A OAB acertou

Todos têm direito a advogado, até mesmo os que praticam o chamado “crime hediondo”. Como a história do Brasil tem mais golpes do que governos eleitos, isso é cumprido de forma intermitente. Mas é reconhecido nos mais diversos países.

Na Inglaterra vem do ano 1.100 (mil e cem), do Rei-democrata, João Sem Terra, que criou o julgamento pelo Tribunal do Júri, com 12 jurados e decisão por unanimidade. (Modificado no Brasil, que transformou em 7 jurados, e vitória ou derrota por 4 a 3, absurdo).

Nos EUA já existia a exigência do advogado, mas não estava na Constituição. A partir de “Emenda Miranda”, foi incluído: “O senhor tem direito a advogado, se não puder pagar, o Estado indicará um defensor público”.

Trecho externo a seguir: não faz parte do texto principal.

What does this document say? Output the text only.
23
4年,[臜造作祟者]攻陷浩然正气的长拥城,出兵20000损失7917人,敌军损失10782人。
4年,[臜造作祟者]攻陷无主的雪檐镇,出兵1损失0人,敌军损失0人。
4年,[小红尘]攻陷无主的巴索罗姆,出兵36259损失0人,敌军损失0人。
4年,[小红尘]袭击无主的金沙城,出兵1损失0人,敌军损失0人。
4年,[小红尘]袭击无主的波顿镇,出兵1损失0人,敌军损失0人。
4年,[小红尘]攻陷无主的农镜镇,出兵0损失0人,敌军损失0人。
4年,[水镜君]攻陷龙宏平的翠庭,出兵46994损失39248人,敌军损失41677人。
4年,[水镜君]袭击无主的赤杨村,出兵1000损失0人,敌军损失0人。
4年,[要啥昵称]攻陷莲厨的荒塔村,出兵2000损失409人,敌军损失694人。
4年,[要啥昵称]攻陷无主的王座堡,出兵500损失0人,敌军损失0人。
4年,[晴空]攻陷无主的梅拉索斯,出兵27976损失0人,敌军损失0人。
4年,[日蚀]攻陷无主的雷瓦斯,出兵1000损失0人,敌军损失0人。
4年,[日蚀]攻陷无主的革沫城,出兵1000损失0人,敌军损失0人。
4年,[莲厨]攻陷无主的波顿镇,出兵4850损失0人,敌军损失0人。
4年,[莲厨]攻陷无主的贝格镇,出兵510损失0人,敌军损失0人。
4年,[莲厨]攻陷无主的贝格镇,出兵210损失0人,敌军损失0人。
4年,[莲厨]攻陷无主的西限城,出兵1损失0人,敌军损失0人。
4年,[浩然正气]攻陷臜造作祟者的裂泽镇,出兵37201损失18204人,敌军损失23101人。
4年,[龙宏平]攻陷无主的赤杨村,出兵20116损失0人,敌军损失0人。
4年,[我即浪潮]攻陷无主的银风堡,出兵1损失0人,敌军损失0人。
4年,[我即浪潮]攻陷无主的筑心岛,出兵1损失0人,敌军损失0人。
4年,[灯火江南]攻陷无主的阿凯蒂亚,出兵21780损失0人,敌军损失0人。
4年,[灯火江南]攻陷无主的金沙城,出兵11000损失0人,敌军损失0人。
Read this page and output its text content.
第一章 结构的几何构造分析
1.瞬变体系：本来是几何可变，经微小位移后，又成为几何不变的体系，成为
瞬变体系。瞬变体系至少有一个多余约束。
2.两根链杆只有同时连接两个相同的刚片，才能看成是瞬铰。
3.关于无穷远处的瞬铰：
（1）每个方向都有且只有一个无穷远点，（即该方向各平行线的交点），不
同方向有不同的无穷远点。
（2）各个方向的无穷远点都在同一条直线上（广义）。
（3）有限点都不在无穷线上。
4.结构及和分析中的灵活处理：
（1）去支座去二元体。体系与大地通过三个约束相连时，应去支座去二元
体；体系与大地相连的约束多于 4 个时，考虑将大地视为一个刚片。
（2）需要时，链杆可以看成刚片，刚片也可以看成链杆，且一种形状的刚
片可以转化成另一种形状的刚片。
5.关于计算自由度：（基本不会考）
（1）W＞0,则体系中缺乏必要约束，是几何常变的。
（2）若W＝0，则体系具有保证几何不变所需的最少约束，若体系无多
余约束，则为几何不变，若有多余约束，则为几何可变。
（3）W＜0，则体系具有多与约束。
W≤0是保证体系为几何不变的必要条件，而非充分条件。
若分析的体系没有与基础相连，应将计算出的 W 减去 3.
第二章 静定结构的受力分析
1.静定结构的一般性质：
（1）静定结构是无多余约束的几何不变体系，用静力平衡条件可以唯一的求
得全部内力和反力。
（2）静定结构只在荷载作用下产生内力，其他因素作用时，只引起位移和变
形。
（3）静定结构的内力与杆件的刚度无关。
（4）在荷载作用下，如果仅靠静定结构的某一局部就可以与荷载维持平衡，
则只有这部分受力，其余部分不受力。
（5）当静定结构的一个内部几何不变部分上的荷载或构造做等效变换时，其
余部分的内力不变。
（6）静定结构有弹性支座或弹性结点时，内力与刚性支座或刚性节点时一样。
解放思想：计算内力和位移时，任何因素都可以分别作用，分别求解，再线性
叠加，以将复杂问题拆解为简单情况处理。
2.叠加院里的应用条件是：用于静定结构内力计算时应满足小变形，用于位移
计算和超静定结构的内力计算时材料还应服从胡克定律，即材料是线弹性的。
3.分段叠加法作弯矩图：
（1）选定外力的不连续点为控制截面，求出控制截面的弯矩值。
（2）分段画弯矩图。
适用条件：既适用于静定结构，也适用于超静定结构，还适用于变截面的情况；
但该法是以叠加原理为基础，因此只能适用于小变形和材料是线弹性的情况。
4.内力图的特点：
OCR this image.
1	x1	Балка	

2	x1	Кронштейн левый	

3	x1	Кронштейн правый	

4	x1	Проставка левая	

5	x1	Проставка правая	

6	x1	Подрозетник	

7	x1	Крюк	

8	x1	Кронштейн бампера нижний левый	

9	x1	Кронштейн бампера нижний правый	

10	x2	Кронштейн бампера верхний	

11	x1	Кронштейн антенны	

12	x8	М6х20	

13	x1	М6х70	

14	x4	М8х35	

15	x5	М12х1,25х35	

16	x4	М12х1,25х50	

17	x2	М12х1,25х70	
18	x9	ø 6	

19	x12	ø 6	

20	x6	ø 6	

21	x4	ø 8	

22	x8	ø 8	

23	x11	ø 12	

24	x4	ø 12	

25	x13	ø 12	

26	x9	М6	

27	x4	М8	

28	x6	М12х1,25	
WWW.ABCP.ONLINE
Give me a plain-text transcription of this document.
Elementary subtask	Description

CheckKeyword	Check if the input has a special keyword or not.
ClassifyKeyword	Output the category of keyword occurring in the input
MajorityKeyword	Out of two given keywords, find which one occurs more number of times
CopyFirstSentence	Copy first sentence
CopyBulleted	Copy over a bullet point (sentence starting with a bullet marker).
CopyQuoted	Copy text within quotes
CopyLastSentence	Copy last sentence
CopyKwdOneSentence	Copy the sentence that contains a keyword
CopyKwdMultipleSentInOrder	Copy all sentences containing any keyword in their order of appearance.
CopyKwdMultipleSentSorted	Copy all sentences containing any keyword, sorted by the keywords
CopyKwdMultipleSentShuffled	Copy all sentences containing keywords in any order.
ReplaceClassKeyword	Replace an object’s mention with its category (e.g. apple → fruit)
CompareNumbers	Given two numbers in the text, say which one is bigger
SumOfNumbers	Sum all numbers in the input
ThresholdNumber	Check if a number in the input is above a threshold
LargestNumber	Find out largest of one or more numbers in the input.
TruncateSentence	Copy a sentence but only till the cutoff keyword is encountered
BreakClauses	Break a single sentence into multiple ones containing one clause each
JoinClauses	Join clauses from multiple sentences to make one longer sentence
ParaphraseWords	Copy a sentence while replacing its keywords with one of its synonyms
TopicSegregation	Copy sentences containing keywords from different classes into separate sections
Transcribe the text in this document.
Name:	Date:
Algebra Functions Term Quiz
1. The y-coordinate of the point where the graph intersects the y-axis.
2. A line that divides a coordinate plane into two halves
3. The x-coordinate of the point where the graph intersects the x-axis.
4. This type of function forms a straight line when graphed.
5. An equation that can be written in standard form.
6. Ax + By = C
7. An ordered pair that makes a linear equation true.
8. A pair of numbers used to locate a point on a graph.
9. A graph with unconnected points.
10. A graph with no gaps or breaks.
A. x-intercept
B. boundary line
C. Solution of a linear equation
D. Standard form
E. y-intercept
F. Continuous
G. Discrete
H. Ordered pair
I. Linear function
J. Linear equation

O governador licenciado, Roberto Arruda, é réu confesso, desde que, chorando, renunciou ao Senado, para não ser cassado. Agora, repete a história. Mas tem direito a advogado.

Arruda não pode se defender sozinho, por dois motivos. 1 – É engenheiro, por isso começou a carreira como secretário de Transportes do próprio mestre, o corrupto, (ainda mais do que ele) Joaquim Roriz.

2 – Se fosse advogado, também não poderia fazer a própria defesa, incorreria na definição do maior advogado da história dos EUA, Clarence Darrow: “Um advogado que defende a si mesmo, tem um idiota como cliente”.